Marx was interested in the prices primarily insofar as they disclose these
social relationships; he was only secondarily interested in the prices as
they reflect a quantitative relationship between commodities

In developing a theory of all relative prices or the quantitative relationships


between things and commodities, Marx essentially used Ricardo’s theory of
value. Commodities manifest in their prices certain quantitative relationships
and this means according to Marx that all commodities must contain one
element in common that must exist in certain measurable quantities. Marx
considered use value, or utility as common element but rejected this
possibility. He then turned to labour as the common element and concluded
that it is the amount of labour necessary to produce commodities that
governs their relative prices
Under the capitalist mode of production, workers are separated from the means
of production, gaining access to them by selling their labour power, workers are
free of legal constraints that push them to depose of their labour power in a
particular fashion, and the purpose of the employment of the worker becomes
the expansion of a unit of capital belonging to the employer, who is thus
functioning as a capitalist. Historically, most of the population in the world has
been self-employed or employed under legally constrained modes of production
(which still might imply self-employment), with a rapid change being observed
since the beginning of the 20th century.
This shift away from self-employment has occurred due to the worker’s
inability to earn a livelihood otherwise. The capitalist, controlling a unit of
capital is able to convert some of it as wages in order to produce a product with
the ultimate goal of increasing his own stock of capital. Thus clearly, in the
capitalist system, the labour process is dominated by the urge to accumulate
capital.
In exercising their labour power under the control of the capitalist, the wage-
labourers turn raw materials into commodities and, in this way, they add extra
value to those raw materials; as Marx puts it, the wage-labourer ‘gives to the
accumulated labour a greater value than it previously possessed.’ If the
capitalists sell the commodity at a price which exceeds the cost of its
production, they get back, not only the value of the raw materials and labour
power consumed, and the depreciation of the instruments of labour, but also a
profit.
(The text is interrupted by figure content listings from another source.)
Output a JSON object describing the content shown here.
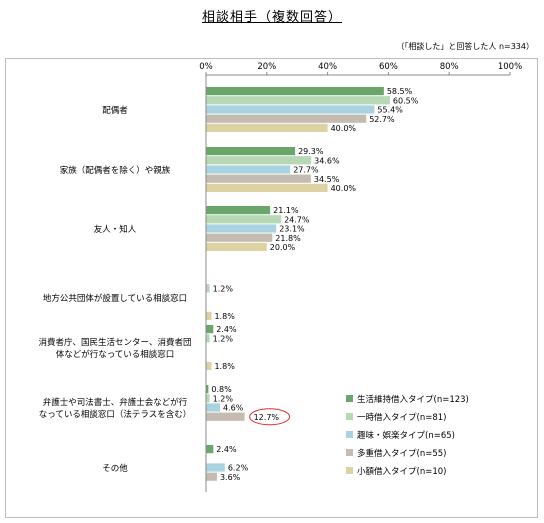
{
  "title": "相談相手（複数回答）",
  "note": "（「相談した」と回答した人 n=334）",
  "chart_data": {
    "type": "bar",
    "orientation": "horizontal",
    "title": "相談相手（複数回答）",
    "xlim": [
      0,
      100
    ],
    "x_ticks": [
      "0%",
      "20%",
      "40%",
      "60%",
      "80%",
      "100%"
    ],
    "grid": false,
    "legend_position": "bottom-right",
    "categories": [
      [
        "配偶者"
      ],
      [
        "家族（配偶者を除く）や親族"
      ],
      [
        "友人・知人"
      ],
      [
        "地方公共団体が設置している相談窓口"
      ],
      [
        "消費者庁、国民生活センター、消費者団",
        "体などが行なっている相談窓口"
      ],
      [
        "弁護士や司法書士、弁護士会などが行",
        "なっている相談窓口（法テラスを含む）"
      ],
      [
        "その他"
      ]
    ],
    "series": [
      {
        "name": "生活維持借入タイプ(n=123)",
        "color": "#6aa56a",
        "values": [
          58.5,
          29.3,
          21.1,
          0.0,
          2.4,
          0.8,
          2.4
        ]
      },
      {
        "name": "一時借入タイプ(n=81)",
        "color": "#b6d8b4",
        "values": [
          60.5,
          34.6,
          24.7,
          1.2,
          1.2,
          1.2,
          0.0
        ]
      },
      {
        "name": "趣味・娯楽タイプ(n=65)",
        "color": "#a9d3e1",
        "values": [
          55.4,
          27.7,
          23.1,
          0.0,
          0.0,
          4.6,
          6.2
        ]
      },
      {
        "name": "多重借入タイプ(n=55)",
        "color": "#c4bcb0",
        "values": [
          52.7,
          34.5,
          21.8,
          0.0,
          0.0,
          12.7,
          3.6
        ]
      },
      {
        "name": "小額借入タイプ(n=10)",
        "color": "#ddd2a2",
        "values": [
          40.0,
          40.0,
          20.0,
          1.8,
          1.8,
          0.0,
          0.0
        ]
      }
    ],
    "value_labels": [
      [
        "58.5%",
        "29.3%",
        "21.1%",
        "",
        "2.4%",
        "0.8%",
        "2.4%"
      ],
      [
        "60.5%",
        "34.6%",
        "24.7%",
        "1.2%",
        "1.2%",
        "1.2%",
        ""
      ],
      [
        "55.4%",
        "27.7%",
        "23.1%",
        "",
        "",
        "4.6%",
        "6.2%"
      ],
      [
        "52.7%",
        "34.5%",
        "21.8%",
        "",
        "",
        "12.7%",
        "3.6%"
      ],
      [
        "40.0%",
        "40.0%",
        "20.0%",
        "1.8%",
        "1.8%",
        "",
        ""
      ]
    ],
    "highlight": {
      "series": 3,
      "category": 5
    }
  }
}
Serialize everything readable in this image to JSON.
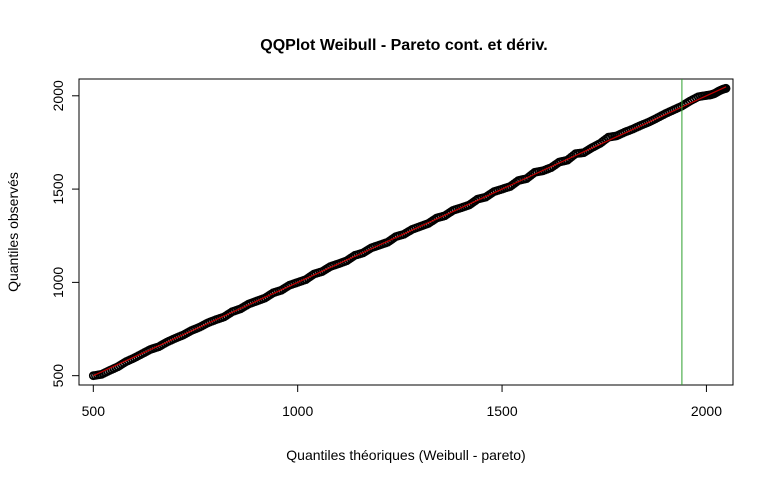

In this way, capitalists increase the amount of capital at their disposal. By
contrast, all the wage-labourers can do is to consume the means of subsistence
that they receive from the capitalist. They must do this if they are to survive; but
they must also replace the commodities which they have consumed by working
for the capitalist once again.
It means that the relationship between the capitalist and wage labourers are
dependent. the capitalist cannot make profit unless there is a class of people
who are ready to sell their labour power and the workers cannot maintain their
livelihood unless there are people who are willing to buy their labour power in
exchange for subsistence.
In the words of Marx:

Capital therefore presupposes wage-labour; wage-labour presupposes capital.


They condition each other; each brings the other into existence.

The existential interdependence of capitalist and wage-labourer, Marx tells us,


is the basis for the claim, which bourgeois economists make, that the material
interests of capitalists and wage-labourers are the same. However, bourgeois
economists overlook the fact that it is the capitalists, not the wage-labourers,
who enrich themselves, when they exploit labour power, and that, because
wage-labourers have been deprived of ownership of the means of production,
they do not own, and therefore do not control, the wealth that they produce.